Personal life
- Born: Abu al-Fayd Hamdun ibn Abd al-Rahman ibn Hamdun ibn Abd al-Rahman Mohammed ibn al-Hajj al-Fasi al-Sulami al-Mirdasi 1760 Fez, Morocco
- Died: 1817 (aged 56–57) Morocco
- Notable works: Silsilat Dhakhair al-turath al-adabi bi-al-Maghrib; Commentary on Ibn Hajar al-Asqalani's Muqaddimah; Gloss on Taftazani's treatise on the Mukhtasar; Diwan including a controversial poem dedicated to Amir Sau'ud b. 'Abd al-'Aziz;
- Known for: His poetry and scholarly works, including critiques of Sufi practices
- Occupation: Scholar, poet, Tijani Sufi

Religious life
- Religion: Islam

= Hamdun ibn al-Hajj al-Fasi =

Moroccan academic

Hamdun ibn al Hajj (حمدون بن الحاج المرداسي) or in full Abu al-Fayd Hamdun ibn Abd al-Rahman ibn Hamdun ibn Abd al-Rahman Mohammed ibn al-Hajj al-Fasi al-Sulami al-Mirdasi (1760–1817) was one of the most outstanding scholars of the reign of Moulay Sulayman of Morocco.
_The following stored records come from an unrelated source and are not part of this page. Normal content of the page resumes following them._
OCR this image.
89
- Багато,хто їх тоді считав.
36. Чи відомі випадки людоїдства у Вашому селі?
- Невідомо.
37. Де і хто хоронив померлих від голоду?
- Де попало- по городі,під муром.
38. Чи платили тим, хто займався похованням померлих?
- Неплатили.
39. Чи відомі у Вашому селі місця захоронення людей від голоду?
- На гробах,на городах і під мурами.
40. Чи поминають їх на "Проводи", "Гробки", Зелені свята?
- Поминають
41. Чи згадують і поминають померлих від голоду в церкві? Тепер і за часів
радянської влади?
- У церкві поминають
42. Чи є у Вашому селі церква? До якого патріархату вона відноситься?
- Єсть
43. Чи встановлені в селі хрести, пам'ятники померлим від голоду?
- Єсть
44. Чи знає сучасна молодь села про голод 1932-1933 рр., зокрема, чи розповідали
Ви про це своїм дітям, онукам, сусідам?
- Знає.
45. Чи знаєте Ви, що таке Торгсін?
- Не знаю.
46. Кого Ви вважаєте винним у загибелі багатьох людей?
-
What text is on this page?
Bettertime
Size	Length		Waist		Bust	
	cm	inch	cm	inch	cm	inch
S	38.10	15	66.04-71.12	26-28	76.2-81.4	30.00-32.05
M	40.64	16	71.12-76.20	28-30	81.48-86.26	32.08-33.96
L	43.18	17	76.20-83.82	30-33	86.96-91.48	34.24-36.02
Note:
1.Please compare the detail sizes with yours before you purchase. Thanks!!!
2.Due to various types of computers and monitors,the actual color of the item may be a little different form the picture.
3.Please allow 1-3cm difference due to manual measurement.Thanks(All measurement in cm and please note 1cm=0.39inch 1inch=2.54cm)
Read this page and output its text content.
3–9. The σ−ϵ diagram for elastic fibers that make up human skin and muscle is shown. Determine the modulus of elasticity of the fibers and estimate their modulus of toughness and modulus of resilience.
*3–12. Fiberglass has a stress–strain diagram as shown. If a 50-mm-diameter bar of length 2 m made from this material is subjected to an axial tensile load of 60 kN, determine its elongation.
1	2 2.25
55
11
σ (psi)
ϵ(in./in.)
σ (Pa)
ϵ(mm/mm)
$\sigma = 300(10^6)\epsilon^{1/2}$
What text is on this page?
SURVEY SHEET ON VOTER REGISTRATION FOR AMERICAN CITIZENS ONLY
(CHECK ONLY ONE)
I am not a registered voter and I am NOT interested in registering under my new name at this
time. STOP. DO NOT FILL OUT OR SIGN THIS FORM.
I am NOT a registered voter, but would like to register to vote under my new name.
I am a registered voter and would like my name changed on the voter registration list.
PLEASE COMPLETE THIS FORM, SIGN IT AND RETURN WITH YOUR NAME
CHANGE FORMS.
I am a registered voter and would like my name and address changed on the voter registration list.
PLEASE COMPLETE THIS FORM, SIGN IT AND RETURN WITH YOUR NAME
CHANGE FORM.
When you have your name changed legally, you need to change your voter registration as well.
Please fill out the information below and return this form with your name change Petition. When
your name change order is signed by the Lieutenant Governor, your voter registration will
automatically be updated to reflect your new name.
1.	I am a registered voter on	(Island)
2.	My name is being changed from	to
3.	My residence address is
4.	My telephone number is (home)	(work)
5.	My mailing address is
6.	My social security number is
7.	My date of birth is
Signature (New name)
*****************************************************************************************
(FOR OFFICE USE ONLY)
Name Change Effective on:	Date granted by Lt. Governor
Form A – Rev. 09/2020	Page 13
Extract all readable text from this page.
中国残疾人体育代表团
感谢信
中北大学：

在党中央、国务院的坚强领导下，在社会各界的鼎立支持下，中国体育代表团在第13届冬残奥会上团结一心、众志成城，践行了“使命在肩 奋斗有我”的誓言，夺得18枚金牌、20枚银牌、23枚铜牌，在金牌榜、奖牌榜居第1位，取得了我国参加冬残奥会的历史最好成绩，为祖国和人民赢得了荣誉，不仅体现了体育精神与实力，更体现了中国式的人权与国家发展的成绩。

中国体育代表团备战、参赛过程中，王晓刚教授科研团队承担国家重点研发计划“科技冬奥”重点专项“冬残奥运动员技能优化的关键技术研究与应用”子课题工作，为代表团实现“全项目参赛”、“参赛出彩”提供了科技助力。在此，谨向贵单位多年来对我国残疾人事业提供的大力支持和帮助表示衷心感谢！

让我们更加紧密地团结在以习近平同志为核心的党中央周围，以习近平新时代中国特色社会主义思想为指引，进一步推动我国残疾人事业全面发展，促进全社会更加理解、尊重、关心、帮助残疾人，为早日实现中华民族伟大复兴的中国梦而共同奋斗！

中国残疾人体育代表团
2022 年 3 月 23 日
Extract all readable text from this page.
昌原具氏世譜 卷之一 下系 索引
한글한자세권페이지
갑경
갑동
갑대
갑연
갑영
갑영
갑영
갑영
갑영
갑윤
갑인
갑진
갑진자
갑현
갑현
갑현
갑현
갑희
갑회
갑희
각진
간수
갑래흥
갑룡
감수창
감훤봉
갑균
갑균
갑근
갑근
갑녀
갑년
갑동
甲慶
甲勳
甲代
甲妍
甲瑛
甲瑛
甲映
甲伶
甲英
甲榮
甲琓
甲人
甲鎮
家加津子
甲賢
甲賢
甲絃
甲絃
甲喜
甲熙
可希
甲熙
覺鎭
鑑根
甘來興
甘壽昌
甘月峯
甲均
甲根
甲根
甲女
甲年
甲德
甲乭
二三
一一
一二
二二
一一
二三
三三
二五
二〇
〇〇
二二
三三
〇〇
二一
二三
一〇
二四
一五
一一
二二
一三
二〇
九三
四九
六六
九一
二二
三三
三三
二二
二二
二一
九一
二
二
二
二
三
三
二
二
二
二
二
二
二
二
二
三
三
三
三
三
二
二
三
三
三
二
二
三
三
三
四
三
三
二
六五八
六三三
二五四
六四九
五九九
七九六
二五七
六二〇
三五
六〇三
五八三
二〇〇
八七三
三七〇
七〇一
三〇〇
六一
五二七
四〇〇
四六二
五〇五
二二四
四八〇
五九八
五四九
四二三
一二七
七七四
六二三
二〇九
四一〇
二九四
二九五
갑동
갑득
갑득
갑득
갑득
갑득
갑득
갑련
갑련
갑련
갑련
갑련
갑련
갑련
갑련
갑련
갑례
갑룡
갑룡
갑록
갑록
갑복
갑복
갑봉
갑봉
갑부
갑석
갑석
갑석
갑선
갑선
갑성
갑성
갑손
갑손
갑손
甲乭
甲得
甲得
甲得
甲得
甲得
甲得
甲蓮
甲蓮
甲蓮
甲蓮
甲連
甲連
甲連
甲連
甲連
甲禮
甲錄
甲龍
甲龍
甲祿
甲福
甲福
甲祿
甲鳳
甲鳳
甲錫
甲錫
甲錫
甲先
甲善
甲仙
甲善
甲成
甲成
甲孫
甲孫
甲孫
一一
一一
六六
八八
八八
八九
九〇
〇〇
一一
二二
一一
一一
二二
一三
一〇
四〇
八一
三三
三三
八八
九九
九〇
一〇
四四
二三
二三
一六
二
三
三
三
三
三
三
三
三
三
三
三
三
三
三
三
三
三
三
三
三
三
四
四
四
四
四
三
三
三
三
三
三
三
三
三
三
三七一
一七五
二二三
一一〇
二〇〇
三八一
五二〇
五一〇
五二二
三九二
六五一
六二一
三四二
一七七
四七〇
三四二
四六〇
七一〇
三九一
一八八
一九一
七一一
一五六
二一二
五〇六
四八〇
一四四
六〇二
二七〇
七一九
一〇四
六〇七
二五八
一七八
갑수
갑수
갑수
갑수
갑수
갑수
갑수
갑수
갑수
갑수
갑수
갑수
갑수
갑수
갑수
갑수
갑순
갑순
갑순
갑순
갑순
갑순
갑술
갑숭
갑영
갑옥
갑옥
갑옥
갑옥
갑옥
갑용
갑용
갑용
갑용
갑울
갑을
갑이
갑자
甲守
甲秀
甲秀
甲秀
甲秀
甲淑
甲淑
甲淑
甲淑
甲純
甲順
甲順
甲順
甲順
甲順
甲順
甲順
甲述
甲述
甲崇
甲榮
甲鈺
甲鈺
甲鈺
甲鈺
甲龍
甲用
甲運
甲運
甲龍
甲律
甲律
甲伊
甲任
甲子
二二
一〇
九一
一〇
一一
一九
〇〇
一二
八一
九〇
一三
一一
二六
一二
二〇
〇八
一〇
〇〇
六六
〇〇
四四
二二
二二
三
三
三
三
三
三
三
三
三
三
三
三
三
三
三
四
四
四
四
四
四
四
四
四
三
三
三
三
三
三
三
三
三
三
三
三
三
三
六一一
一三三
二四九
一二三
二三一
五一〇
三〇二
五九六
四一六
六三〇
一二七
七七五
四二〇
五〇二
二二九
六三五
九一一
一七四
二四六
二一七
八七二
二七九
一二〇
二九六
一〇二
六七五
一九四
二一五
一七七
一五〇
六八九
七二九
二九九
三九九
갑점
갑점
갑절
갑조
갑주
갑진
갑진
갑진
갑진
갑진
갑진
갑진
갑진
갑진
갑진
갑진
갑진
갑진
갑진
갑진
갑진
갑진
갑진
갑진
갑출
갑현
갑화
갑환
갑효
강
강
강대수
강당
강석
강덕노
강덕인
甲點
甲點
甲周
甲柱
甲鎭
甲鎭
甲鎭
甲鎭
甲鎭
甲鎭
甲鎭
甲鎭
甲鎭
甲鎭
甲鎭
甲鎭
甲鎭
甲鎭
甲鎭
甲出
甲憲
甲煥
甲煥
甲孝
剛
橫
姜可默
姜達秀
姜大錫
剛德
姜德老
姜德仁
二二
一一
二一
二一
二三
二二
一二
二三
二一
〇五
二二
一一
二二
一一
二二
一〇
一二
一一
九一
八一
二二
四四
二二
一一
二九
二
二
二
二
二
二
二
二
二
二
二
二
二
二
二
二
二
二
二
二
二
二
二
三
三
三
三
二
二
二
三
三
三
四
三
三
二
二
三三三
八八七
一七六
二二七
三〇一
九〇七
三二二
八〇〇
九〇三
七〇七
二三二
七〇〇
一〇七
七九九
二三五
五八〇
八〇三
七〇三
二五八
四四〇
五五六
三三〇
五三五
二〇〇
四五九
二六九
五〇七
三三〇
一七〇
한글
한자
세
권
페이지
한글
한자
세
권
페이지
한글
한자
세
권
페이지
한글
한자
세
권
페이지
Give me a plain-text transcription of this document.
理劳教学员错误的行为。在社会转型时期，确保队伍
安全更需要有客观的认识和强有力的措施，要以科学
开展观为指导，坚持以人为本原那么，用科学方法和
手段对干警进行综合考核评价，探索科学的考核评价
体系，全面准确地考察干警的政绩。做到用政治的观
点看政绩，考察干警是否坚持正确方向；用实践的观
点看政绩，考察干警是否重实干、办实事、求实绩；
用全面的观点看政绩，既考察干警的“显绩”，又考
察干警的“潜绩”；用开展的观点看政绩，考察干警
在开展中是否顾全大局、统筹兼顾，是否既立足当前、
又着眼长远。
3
He was a committed Tijani Sufi but also an outspoken critic of some of the practices of Sufism in that time. Hamdun ibn al Hajj was also one of the best known poets of the period and author of a diwan (Silsilat Dhakhair al-turath al-adabi bi-al-Maghrib). He also wrote a commentary on Ibn Hajar al-Asqalani's Muqaddimah, a gloss on Taftazani's treatise on the Mukhtasar and a series of Diwans including a controversial poem dedicated to Amir Sau'ud b. 'Abd al-'Aziz.